Décision CE n°427714 B

Mots clés :
Ps-c, membre des forces armées, qualité de civil

Analyse de la décision

Faits et procédure :

 

1) Le 28 décembre 2018 l'OFPRA refuse à un ressortissant afghane la qualité de réfugié et la protection subsidiaire

 

2) La CNDA fait droit au recours du requérant le 6 décembre 2018 et lui accorde le bénéfice de la protection subsidiaire sur le fondement de l’article L ; 712-1, c) du Ceseda.

 

3) L'OFPRA se pourvoit en cassation contre cette décision et le CE se prononce sur ce recours.

 

Question soulevée:

 

Est- ce qu'un membre de la police locale afghane peut-il être considéré comme civil dans le cadre de l'article L. 712-1 c) du CESEDA ?

 

Solution:

 

Le Conseil d’État casse la décision de la CNDA pour inexacte qualification des faits, au motif qu’un Afghan membre d’une police locale dans son pays ne peut être qualifié de civil au sens de l’article L. 712-1, c) du Ceseda.

 

La portée:

 

Concernant la qualification de civil :

En droit international humanitaire, et selon le CICR, la qualification de civil s’envisage différemment pour les conflits internationaux et pour les conflits internes :

  • Dans les conflits internationaux toute personne n'appartenant pas aux forces armées ou à une partie au conflit peut être considérée comme civil (et pour définir les forces armées, il y a quatre critères: avoir une structure organisée et agir sous un commandement, porter un signe pour s'identifier, porter des armes ouvertement et agir contre la loi).
    Pour sortir d'une force armée, il est nécessaire de quitter le service actif, d'être démobilisé ou libéré.
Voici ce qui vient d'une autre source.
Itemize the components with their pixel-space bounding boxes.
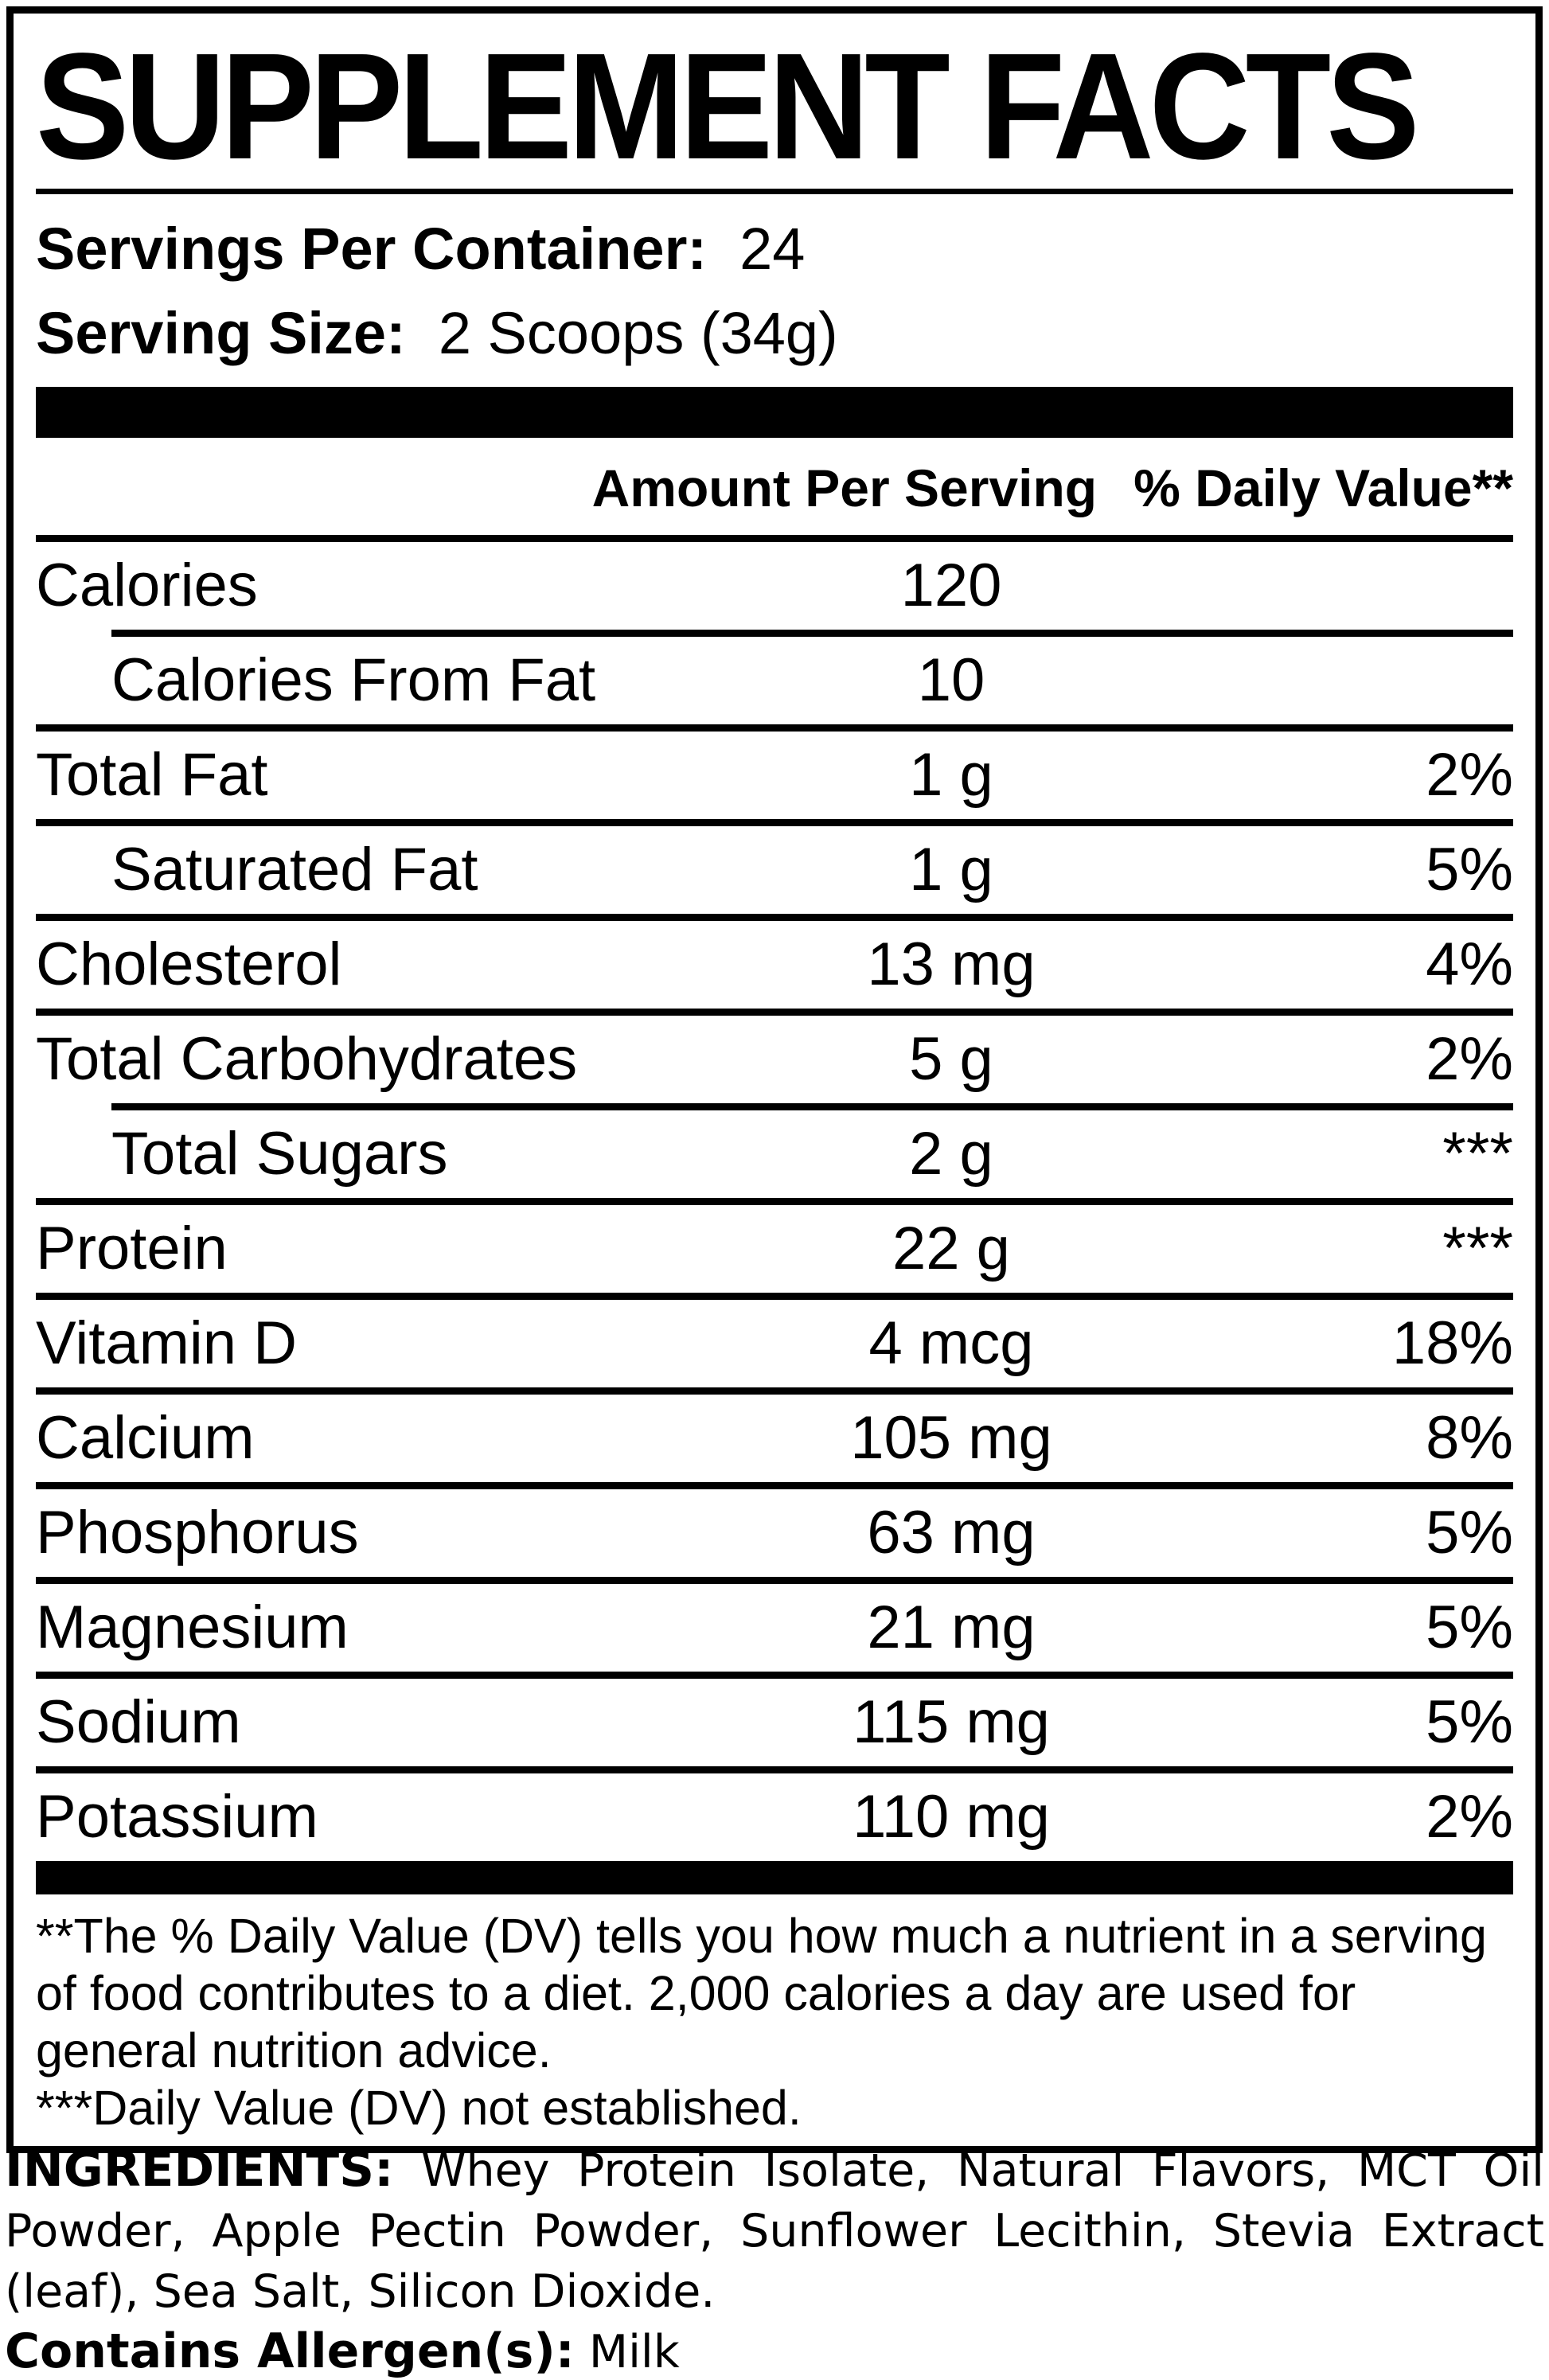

Cela est difficile à évaluer lorsqu’il s’agit de forces irrégulières, car il n'existe rarement de règlement officiel.

 

  • Dans les conflits internes, la qualité de civil est reconnue à « toutes personnes qui ne sont pas membres des forces armées de l'État ou de groupe armé organisé d'une partie du conflit » sauf si cette personne participe directement aux hostilités.

 

Dans une décision du 19 janvier 2017, la CNDA a par ailleurs précisé qu'une personne qui utilise une arme seulement pour se défendre mais sans subir aux ordres d'une partie du conflit reste une personne civile dans le cadre de la protection subsidiaire selon l'article L. 712-1,c ) du CESEDA.

 

Dans le cas d’espèce, le requérant avait fait partie de la police locale d’Afghanistan, et le Conseil d’Etat estime à l’instar de la CNDA que cela l’exclu de la catégorie des civils puisqu’il s’agit  d’une «  force chargée de la sécurité de son village et d'actions de lutte contre l'insurrection ».

 

Le Conseil d’Etat n’examine pas en l’espèce si le requérant avait ou non officiellement quitté ses fonctions avant de fuir son pays. Mais, le même jour, la Haute juridiction a rendu une décision identique ( CE 11 décembre 2019 M.M. N° 424219) pour un membre de la police nationale (et non plus locale) d'Afghanistan. Une décision dans laquelle elle considère que le simple fait de quitter son pays n’est pas constitutif d’une démission régulière permettant au demandeur de recouvrer sa qualité de civil au sens de l’article L ; 712-1, c) du Ceseda.

 

A noter que si les policiers afghans ne peuvent ainsi pas se prévaloir de la protection subsidiaire, la CNDA a considéré en revanche quelques mois plus tôt, que dans « dans certains contextes violents », tel l’Afghanistan, ils constituent « des cibles privilégiées pour les opposants, en particulier les groupes armés combattant les régimes en place » et peuvent de ce fait être éligibles au statut de réfugié en raison des opinions politiques ainsi imputées du fait de leurs fonctions (CNDA, 8 janvier 2019, n° 17049487).